This post assumes you have read the [first]() post, which introduces generalized positional counting, and the [second](), which restricts the focus and specifies the general aim.

Thus far, the systems have been based on quadratic polynomials and two-term linear recurrences, or more directly, carries of width 2. With the complications from numbers larger than 1 addressed in the previous post, let's go back to Fibonacci.


Tribonacci and Beyond
---------------------

The *Tribonacci numbers* ([OEIS A000073](http://oeis.org/A000073)) come from elongating the Fibonacci recurrence to 3 terms. In other words, this is the carry/recurrence $\langle 1,1,1|$. The Tribonacci numbers are seeded with two zeros followed by a single 1; thus, the sequence begins $0, 0, 1, 1, 2, 4, 7, 13,\dots$ The *Tribonacci constant* is the limiting ratio of these numbers (i.e., the positive real root of $x^3 - x^2 - x - 1$) with approximate value $T = 1.8393…$. The value 2 bounds both this number and the terms in the recurrence, so its expansion can be deduced:

$$
\textcolor{red}{2} = 1.\textcolor{red}{111}_T = \textcolor{blue}{1.11}1_T = \textcolor{blue}{1}0.001_T
$$

Naturally, the string "111" will be illegal in both systems. The Tribonacci expansions of the integers are as follows:

```{}
	Tribonacci Constant     Tribonacci
	(Base T)                 Numbers
	     ______
	3210 123456              7 4 2 1
0	   0                           0
1	   1                           1
2	  10.001                     1 0
3	  11.001                     1 1
4	 100.100011                1 0 0
5	 101.100011                1 0 1
6	 110.101011                1 1 0
7	1000.101011              1 0 0 0
8	1001.101011              1 0 0 1
9	1010.110100011           1 0 1 0
10	1100.010100011           1 0 1 1
```

Since "111" is a rarer string than "11", the integral base more closely resembles standard binary.
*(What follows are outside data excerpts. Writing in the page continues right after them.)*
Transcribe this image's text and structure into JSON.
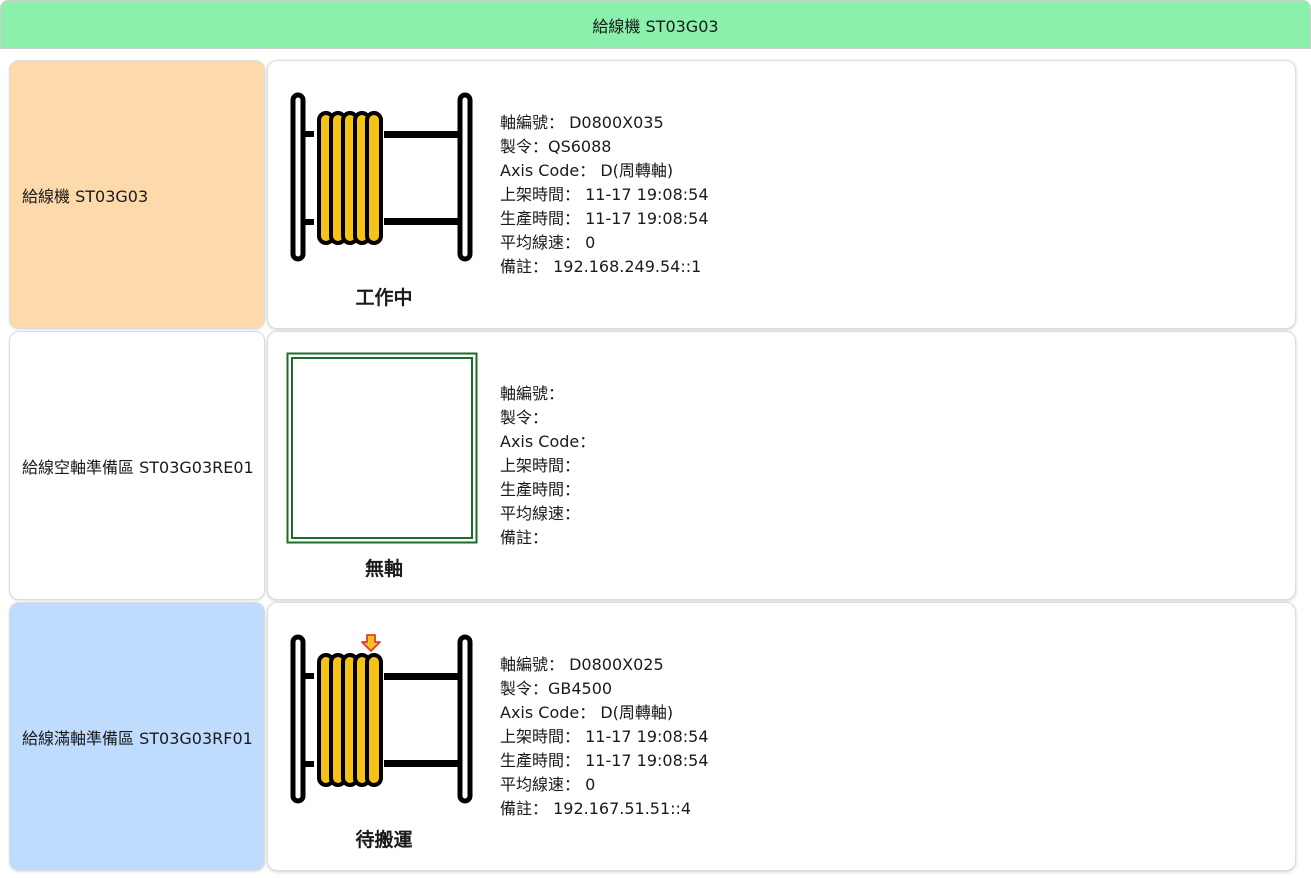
{
  "header": {
    "title": "給線機 ST03G03"
  },
  "colors": {
    "header_bg": "#8af0ab",
    "working_bg": "#fdd9ab",
    "empty_bg": "#ffffff",
    "full_bg": "#bfdbfe",
    "spool_yellow": "#f5c218",
    "frame_green": "#1d6b2a",
    "arrow_red": "#e53935"
  },
  "rows": [
    {
      "label": "給線機 ST03G03",
      "icon": "spool-icon",
      "status": "工作中",
      "info": [
        "軸編號： D0800X035",
        "製令：QS6088",
        "Axis Code： D(周轉軸)",
        "上架時間： 11-17 19:08:54",
        "生產時間： 11-17 19:08:54",
        "平均線速： 0",
        "備註： 192.168.249.54::1"
      ]
    },
    {
      "label": "給線空軸準備區 ST03G03RE01",
      "icon": "empty-slot-icon",
      "status": "無軸",
      "info": [
        "軸編號：",
        "製令：",
        "Axis Code：",
        "上架時間：",
        "生產時間：",
        "平均線速：",
        "備註："
      ]
    },
    {
      "label": "給線滿軸準備區 ST03G03RF01",
      "icon": "spool-with-arrow-icon",
      "status": "待搬運",
      "info": [
        "軸編號： D0800X025",
        "製令：GB4500",
        "Axis Code： D(周轉軸)",
        "上架時間： 11-17 19:08:54",
        "生產時間： 11-17 19:08:54",
        "平均線速： 0",
        "備註： 192.167.51.51::4"
      ]
    }
  ]
}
Extensions of the Fibonacci numbers, which have an *n*-term recurrence (seeded with *n* - 1 zeroes followed by a one) are called *n*-nacci numbers. If we discard the seeding terms, then for larger and larger *n*, this sequence of sequences appears to approach the powers of 2.

$$
\begin{matrix}
\text{Fibonacci: } & & & 0,& 1,& 1,& 2,& 3,& 5,& 8\dots \\
\text{Tribonacci: }& & 0,& 0,& 1,& 1,& 2,& 4,& 7,& 13\dots \\
\text{Tetranacci: } & 0,& 0,& 0,& 1,& 1,& 2,& 4,& 8,& 15\dots \\
\vdots \\
\text{Binary: } & (\dots,& 0,& 0,& 1,)& 1,& 2,& 4,& 8,& 16\dots
\end{matrix}
$$

In the limit, the rightmost and leftmost "1"s in the carry are infinitely far away. This is similar to binary, in which $2 = 1.1111\dots_2$. This argument is clearer if we directly manipulate the carry as a polynomial:

$$
\begin{align*}
p_n &= x^n - x^{n-1} - … - x - 1 \\
-p_n &= -x^n + x^{n-1} + … + x + 1 \\
x^n - p_n &= x^{n-1} + … + x + 1 \\
x - p_n x^{-n+1} &= 1 + x^{-1} + … x^{-n+2} + x^{-n+1} \\
\text{Let } n &\rightarrow \infty \\
x &= 1 + x^{-1} + x^{-2} + x^{-3} + …
\end{align*}
$$

Since both $\phi$ and $T$ are greater than 1, we can assume that $x > 1$, which causes the $x^{-n+1}$ term to vanish in the limit. Unfortunately, this means $p_n$ should diverge, invalidating the equation. Despite this, it can still be manipulated as an equation in power series:

$$
\begin{align*}
\frac{1}{1 - x} &= 1 + x + x^2 + x^3 + \dots \\
\frac{1}{1 - (1/x)} &= 1 + x^{-1} + x^{-2} + x^{-3} + \dots \\
x &= \frac{1}{1- (1/x)} \\
x - 1 &= 1 \\
x &= 2
\end{align*}
$$

Which is to imply that, in a non-rigorous sense and by partially assuming the conclusion, that the n-nacci constants approach 2.


Golder than Gold
----------------

All carries entirely made up of 1s correspond to the *n*-nacci constants. While this would appear to exhaust every sequence without going to negative numbers, it ignores the potential of carries with a "0".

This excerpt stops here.